Thistles in general, according to Culpepper, are under the dominion of Jupiter.
–Magickal Uses– Snake Enraging. An herb of protection and vitality. A bowlful placed in a room strengthens the spirits and renews vitality. One may be carried for added strength and energy. They offer protection when grown in the garden or carried in the pocket.
Use in healing spells and for depression. It is said that when a man carries one he becomes a better lover. A method of calling spirits is to boil some thistle. After removing it from the heat, be seated next to the bowl and begin meditating. As the steam rises, so will your questions and their answers will be heard.
Grown in a garden it wards off thieves. Grow in a pot by your doorstep to protect against evil. Keep in your pocket it guards you. Throw it in the fire to ward off lighting.
If you have a spell cast against you wear a garment made of spun thistle. Stuff poppets with it to break hexes. Thistle is used in any magic where you are the target of any negative energy;, for protection and blessing.
Thistles are used in healing spells, and when men wear it they become better lovers. Thistles also drive out melancholy when worn or carried.
In England they used the tallest thistle as a magical wand or walking stick.
To call spirits, place some thistle in boiling water. Remove from heat and lie or sit beside it. As the steam rises call the spirits and listen carefully; they may answer your question.

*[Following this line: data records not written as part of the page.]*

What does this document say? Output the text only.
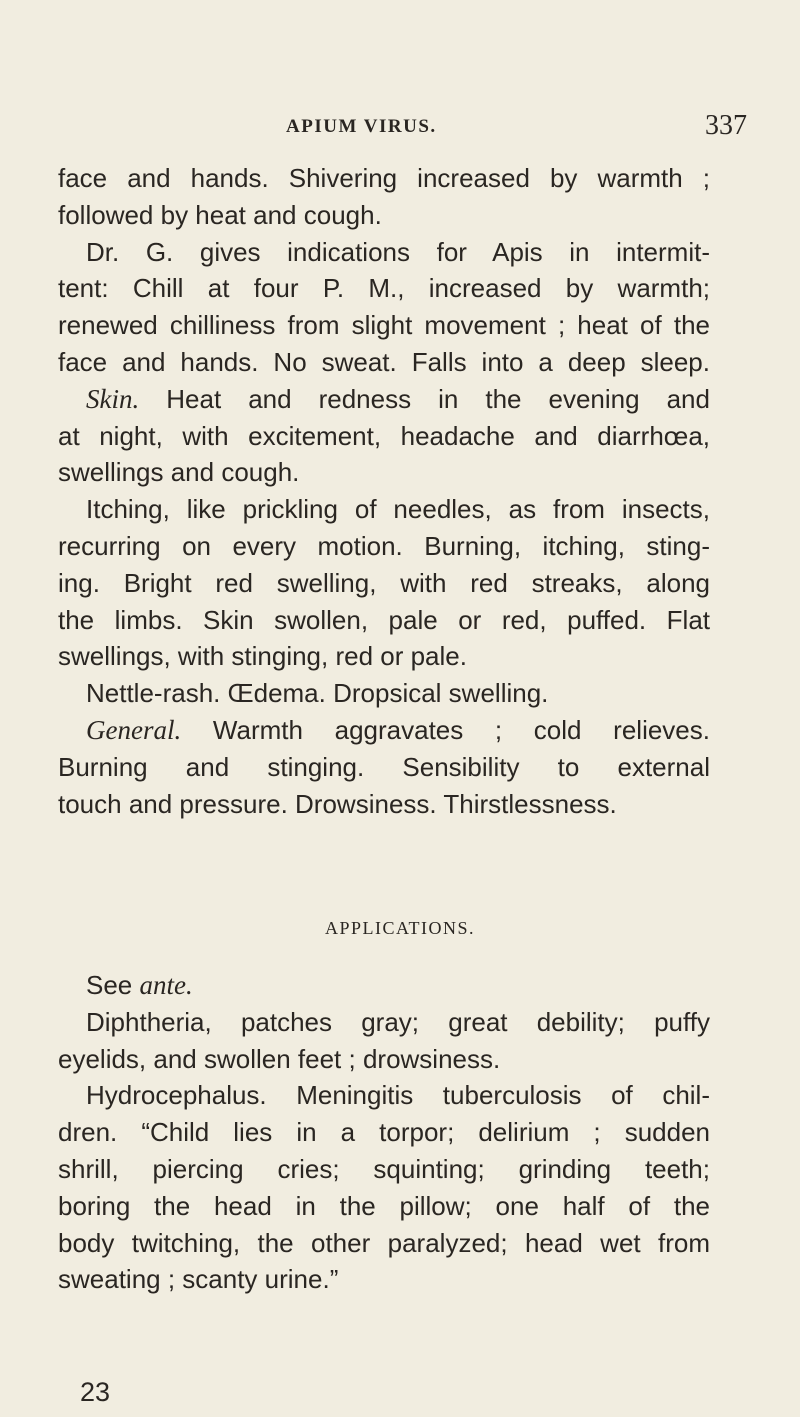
APIUM VIRUS.	337
face and hands. Shivering increased by warmth ;
followed by heat and cough.
Dr. G. gives indications for Apis in intermit-
tent: Chill at four P. M., increased by warmth;
renewed chilliness from slight movement ; heat of the
face and hands. No sweat. Falls into a deep sleep.
Skin. Heat and redness in the evening and
at night, with excitement, headache and diarrhœa,
swellings and cough.
Itching, like prickling of needles, as from insects,
recurring on every motion. Burning, itching, sting-
ing. Bright red swelling, with red streaks, along
the limbs. Skin swollen, pale or red, puffed. Flat
swellings, with stinging, red or pale.
Nettle-rash. Œdema. Dropsical swelling.
General. Warmth aggravates ; cold relieves.
Burning and stinging. Sensibility to external
touch and pressure. Drowsiness. Thirstlessness.
APPLICATIONS.
See ante.
Diphtheria, patches gray; great debility; puffy
eyelids, and swollen feet ; drowsiness.
Hydrocephalus. Meningitis tuberculosis of chil-
dren. “Child lies in a torpor; delirium ; sudden
shrill, piercing cries; squinting; grinding teeth;
boring the head in the pillow; one half of the
body twitching, the other paralyzed; head wet from
sweating ; scanty urine.”
23
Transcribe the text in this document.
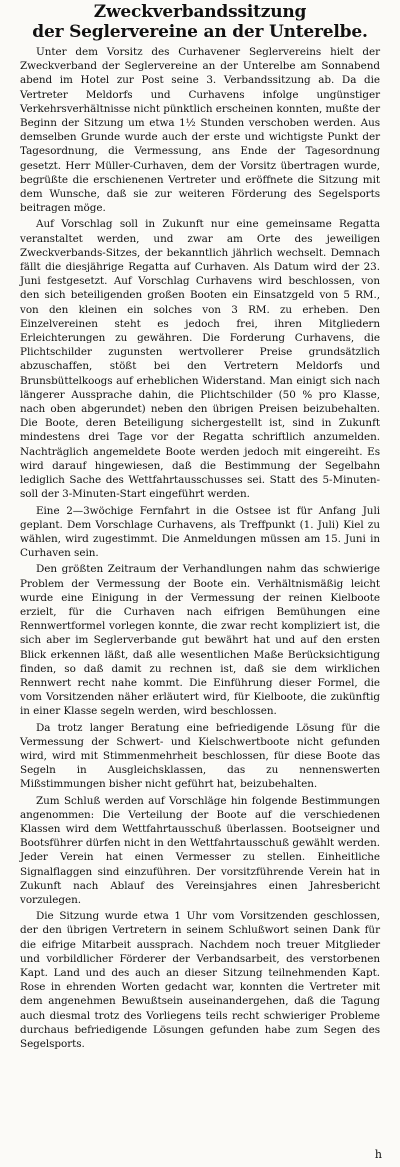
Zweckverbandssitzung
der Seglervereine an der Unterelbe.

Unter dem Vorsitz des Curhavener Seglervereins hielt der Zweckverband der Seglervereine an der Unterelbe am Sonnabend abend im Hotel zur Post seine 3. Verbandssitzung ab. Da die Vertreter Meldorfs und Curhavens infolge ungünstiger Verkehrsverhältnisse nicht pünktlich erscheinen konnten, mußte der Beginn der Sitzung um etwa 1½ Stunden verschoben werden. Aus demselben Grunde wurde auch der erste und wichtigste Punkt der Tagesordnung, die Vermessung, ans Ende der Tagesordnung gesetzt. Herr Müller-Curhaven, dem der Vorsitz übertragen wurde, begrüßte die erschienenen Vertreter und eröffnete die Sitzung mit dem Wunsche, daß sie zur weiteren Förderung des Segelsports beitragen möge.

Auf Vorschlag soll in Zukunft nur eine gemeinsame Regatta veranstaltet werden, und zwar am Orte des jeweiligen Zweckverbands-Sitzes, der bekanntlich jährlich wechselt. Demnach fällt die diesjährige Regatta auf Curhaven. Als Datum wird der 23. Juni festgesetzt. Auf Vorschlag Curhavens wird beschlossen, von den sich beteiligenden großen Booten ein Einsatzgeld von 5 RM., von den kleinen ein solches von 3 RM. zu erheben. Den Einzelvereinen steht es jedoch frei, ihren Mitgliedern Erleichterungen zu gewähren. Die Forderung Curhavens, die Plichtschilder zugunsten wertvollerer Preise grundsätzlich abzuschaffen, stößt bei den Vertretern Meldorfs und Brunsbüttelkoogs auf erheblichen Widerstand. Man einigt sich nach längerer Aussprache dahin, die Plichtschilder (50 % pro Klasse, nach oben abgerundet) neben den übrigen Preisen beizubehalten. Die Boote, deren Beteiligung sichergestellt ist, sind in Zukunft mindestens drei Tage vor der Regatta schriftlich anzumelden. Nachträglich angemeldete Boote werden jedoch mit eingereiht. Es wird darauf hingewiesen, daß die Bestimmung der Segelbahn lediglich Sache des Wettfahrtausschusses sei. Statt des 5-Minuten- soll der 3-Minuten-Start eingeführt werden.

Eine 2—3wöchige Fernfahrt in die Ostsee ist für Anfang Juli geplant. Dem Vorschlage Curhavens, als Treffpunkt (1. Juli) Kiel zu wählen, wird zugestimmt. Die Anmeldungen müssen am 15. Juni in Curhaven sein.

Den größten Zeitraum der Verhandlungen nahm das schwierige Problem der Vermessung der Boote ein. Verhältnismäßig leicht wurde eine Einigung in der Vermessung der reinen Kielboote erzielt, für die Curhaven nach eifrigen Bemühungen eine Rennwertformel vorlegen konnte, die zwar recht kompliziert ist, die sich aber im Seglerverbande gut bewährt hat und auf den ersten Blick erkennen läßt, daß alle wesentlichen Maße Berücksichtigung finden, so daß damit zu rechnen ist, daß sie dem wirklichen Rennwert recht nahe kommt. Die Einführung dieser Formel, die vom Vorsitzenden näher erläutert wird, für Kielboote, die zukünftig in einer Klasse segeln werden, wird beschlossen.

Da trotz langer Beratung eine befriedigende Lösung für die Vermessung der Schwert- und Kielschwertboote nicht gefunden wird, wird mit Stimmenmehrheit beschlossen, für diese Boote das Segeln in Ausgleichsklassen, das zu nennenswerten Mißstimmungen bisher nicht geführt hat, beizubehalten.

Zum Schluß werden auf Vorschläge hin folgende Bestimmungen angenommen: Die Verteilung der Boote auf die verschiedenen Klassen wird dem Wettfahrtausschuß überlassen. Bootseigner und Bootsführer dürfen nicht in den Wettfahrtausschuß gewählt werden. Jeder Verein hat einen Vermesser zu stellen. Einheitliche Signalflaggen sind einzuführen. Der vorsitzführende Verein hat in Zukunft nach Ablauf des Vereinsjahres einen Jahresbericht vorzulegen.

Die Sitzung wurde etwa 1 Uhr vom Vorsitzenden geschlossen, der den übrigen Vertretern in seinem Schlußwort seinen Dank für die eifrige Mitarbeit aussprach. Nachdem noch treuer Mitglieder und vorbildlicher Förderer der Verbandsarbeit, des verstorbenen Kapt. Land und des auch an dieser Sitzung teilnehmenden Kapt. Rose in ehrenden Worten gedacht war, konnten die Vertreter mit dem angenehmen Bewußtsein auseinandergehen, daß die Tagung auch diesmal trotz des Vorliegens teils recht schwieriger Probleme durchaus befriedigende Lösungen gefunden habe zum Segen des Segelsports.

h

Milk-thistle can be used for protection and to dispel the negative daemons of gloom and doom. It attracts good spirits and helps to fend off all evil influences. The name suggests that prior to becoming associated with the Virgin Mary this herb belonged to the Great Goddess.–Personal Note– I find this herb fascinating. Especially because it is one of the only known herbs to be able to protect and promote healing from Amanita phalloides poisoning, one of the most deadly mushrooms.